Grant Jones, the trial prosecutor, said he would not have pursued the case unless there was evidence besides the confession.
“We proved without a doubt he was in town; we proved he was at the store the day of the robbery; we connected to him, or had in his possession, some of the jewelry,” Jones said this week, adding that Arnold also provided details only the killer could have known.
“You had to ask yourself: How can a guy in California come up with all the details of a robbery in Corpus Christi? How could he know about it unless he was here?”
Arnold, from death row, said his confession was a way to get away from “the pain, abuse and violence” in the California prison system. Once back in Texas, he insisted on putting pro-death penalty people on his trial jury and from the witness stand urged them to vote for his execution.
“If you miss this opportunity, there’s a good chance that I will kill again. That’s just the way I am,” he told them.
He did.
In 1995, he used a sharpened piece of metal as a knife to fatally stab another death row inmate in the head, using his foot to force it through the prisoner’s temple, prison officials said.
Arnold was born in St. Louis and grew up in Liberal, Kan.

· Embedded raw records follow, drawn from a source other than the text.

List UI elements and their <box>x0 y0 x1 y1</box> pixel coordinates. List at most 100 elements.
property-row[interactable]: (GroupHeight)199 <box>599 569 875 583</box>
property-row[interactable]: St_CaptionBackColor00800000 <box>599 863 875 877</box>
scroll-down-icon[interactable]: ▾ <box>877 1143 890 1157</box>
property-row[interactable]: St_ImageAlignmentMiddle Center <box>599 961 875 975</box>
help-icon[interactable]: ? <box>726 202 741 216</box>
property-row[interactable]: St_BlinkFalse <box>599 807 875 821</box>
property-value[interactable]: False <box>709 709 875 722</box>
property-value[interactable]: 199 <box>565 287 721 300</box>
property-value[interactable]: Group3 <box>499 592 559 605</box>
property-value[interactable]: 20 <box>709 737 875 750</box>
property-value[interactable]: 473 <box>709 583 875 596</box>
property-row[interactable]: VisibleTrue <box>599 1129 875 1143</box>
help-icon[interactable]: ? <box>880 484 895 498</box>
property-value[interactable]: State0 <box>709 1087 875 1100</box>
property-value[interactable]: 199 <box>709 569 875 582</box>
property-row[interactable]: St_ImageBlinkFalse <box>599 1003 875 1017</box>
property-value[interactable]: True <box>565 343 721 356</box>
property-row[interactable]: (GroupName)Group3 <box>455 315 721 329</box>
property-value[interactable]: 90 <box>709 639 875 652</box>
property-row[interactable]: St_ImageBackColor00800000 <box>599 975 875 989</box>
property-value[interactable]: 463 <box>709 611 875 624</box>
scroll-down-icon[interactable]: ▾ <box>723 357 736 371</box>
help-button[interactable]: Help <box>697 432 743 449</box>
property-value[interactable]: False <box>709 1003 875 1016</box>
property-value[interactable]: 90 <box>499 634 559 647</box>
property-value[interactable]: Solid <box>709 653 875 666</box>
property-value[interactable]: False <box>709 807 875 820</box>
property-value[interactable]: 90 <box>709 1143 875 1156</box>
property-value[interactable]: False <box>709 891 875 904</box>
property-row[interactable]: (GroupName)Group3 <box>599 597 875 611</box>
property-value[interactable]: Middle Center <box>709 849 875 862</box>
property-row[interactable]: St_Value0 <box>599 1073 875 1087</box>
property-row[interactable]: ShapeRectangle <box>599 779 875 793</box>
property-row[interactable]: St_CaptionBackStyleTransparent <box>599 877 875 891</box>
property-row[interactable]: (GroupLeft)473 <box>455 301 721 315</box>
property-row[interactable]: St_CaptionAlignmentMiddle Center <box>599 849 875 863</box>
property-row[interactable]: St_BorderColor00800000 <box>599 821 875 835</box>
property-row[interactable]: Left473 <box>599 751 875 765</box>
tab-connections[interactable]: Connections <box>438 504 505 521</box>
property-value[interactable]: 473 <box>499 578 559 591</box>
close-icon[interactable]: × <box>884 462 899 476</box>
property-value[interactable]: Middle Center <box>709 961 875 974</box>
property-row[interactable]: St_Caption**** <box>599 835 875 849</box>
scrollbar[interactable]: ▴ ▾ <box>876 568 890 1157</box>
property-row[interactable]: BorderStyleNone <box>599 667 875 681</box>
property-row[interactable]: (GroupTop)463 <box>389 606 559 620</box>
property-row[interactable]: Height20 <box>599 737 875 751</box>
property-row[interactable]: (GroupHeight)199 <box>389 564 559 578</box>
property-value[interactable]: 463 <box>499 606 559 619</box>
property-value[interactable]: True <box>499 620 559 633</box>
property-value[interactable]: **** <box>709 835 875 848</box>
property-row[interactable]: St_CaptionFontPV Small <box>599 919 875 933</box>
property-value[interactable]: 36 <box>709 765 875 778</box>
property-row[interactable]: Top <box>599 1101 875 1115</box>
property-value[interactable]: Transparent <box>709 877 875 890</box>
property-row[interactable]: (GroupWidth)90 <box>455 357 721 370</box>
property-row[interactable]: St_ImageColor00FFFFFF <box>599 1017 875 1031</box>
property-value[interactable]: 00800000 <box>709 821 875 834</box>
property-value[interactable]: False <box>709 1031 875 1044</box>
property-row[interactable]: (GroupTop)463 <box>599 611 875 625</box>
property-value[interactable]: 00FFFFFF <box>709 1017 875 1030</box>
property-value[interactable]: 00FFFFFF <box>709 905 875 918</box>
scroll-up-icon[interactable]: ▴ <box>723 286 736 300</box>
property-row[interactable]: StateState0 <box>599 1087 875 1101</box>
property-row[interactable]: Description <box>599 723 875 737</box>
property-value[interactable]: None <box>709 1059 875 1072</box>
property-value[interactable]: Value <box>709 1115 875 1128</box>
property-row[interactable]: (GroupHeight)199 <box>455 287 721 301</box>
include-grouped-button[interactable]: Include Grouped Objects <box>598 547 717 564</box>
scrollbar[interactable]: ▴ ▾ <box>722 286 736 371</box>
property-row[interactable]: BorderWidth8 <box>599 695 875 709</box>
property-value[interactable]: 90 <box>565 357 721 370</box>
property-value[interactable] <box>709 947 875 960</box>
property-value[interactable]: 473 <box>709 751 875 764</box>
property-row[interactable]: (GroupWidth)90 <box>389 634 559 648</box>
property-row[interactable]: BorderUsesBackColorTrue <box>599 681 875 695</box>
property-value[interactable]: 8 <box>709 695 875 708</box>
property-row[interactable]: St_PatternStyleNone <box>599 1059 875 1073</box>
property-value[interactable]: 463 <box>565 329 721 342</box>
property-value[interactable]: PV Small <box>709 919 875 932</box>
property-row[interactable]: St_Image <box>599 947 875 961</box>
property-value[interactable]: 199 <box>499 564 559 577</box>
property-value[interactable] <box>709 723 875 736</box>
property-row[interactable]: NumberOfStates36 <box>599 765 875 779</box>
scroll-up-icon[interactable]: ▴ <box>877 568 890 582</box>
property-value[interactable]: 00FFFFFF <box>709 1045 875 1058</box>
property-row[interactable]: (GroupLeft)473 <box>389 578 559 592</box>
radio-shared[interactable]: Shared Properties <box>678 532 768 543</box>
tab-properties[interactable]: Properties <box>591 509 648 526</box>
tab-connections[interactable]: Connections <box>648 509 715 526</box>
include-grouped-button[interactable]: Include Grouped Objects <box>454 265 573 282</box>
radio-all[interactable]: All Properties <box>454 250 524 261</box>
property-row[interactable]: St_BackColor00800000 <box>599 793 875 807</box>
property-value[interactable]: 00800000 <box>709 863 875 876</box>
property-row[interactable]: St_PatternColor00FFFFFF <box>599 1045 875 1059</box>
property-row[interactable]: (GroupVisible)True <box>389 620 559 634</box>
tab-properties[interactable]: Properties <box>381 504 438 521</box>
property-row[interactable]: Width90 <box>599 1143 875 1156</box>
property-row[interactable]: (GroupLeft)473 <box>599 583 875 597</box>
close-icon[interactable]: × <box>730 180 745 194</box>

He twice was a state mental patient in Pueblo, Colo., and served his first prison term, for rape, in Denver in 1977. He said he committed as many as 30 rapes — the first while in junior high school.
He said he mellowed in recent years, describing himself as “level, calm and peace-loving” and hoped to dispel any impression that he had no remorse for the Sanchez killing.
“I do care and I’m sorry and I wish none of this had happened,” he said.
“It’s a laugh,” Mary Sanchez, whose daughter was killed in the shooting, told the Corpus Christi Caller-Times. “This is the very, very first time he’s ever mentioned it. So we don’t believe him.”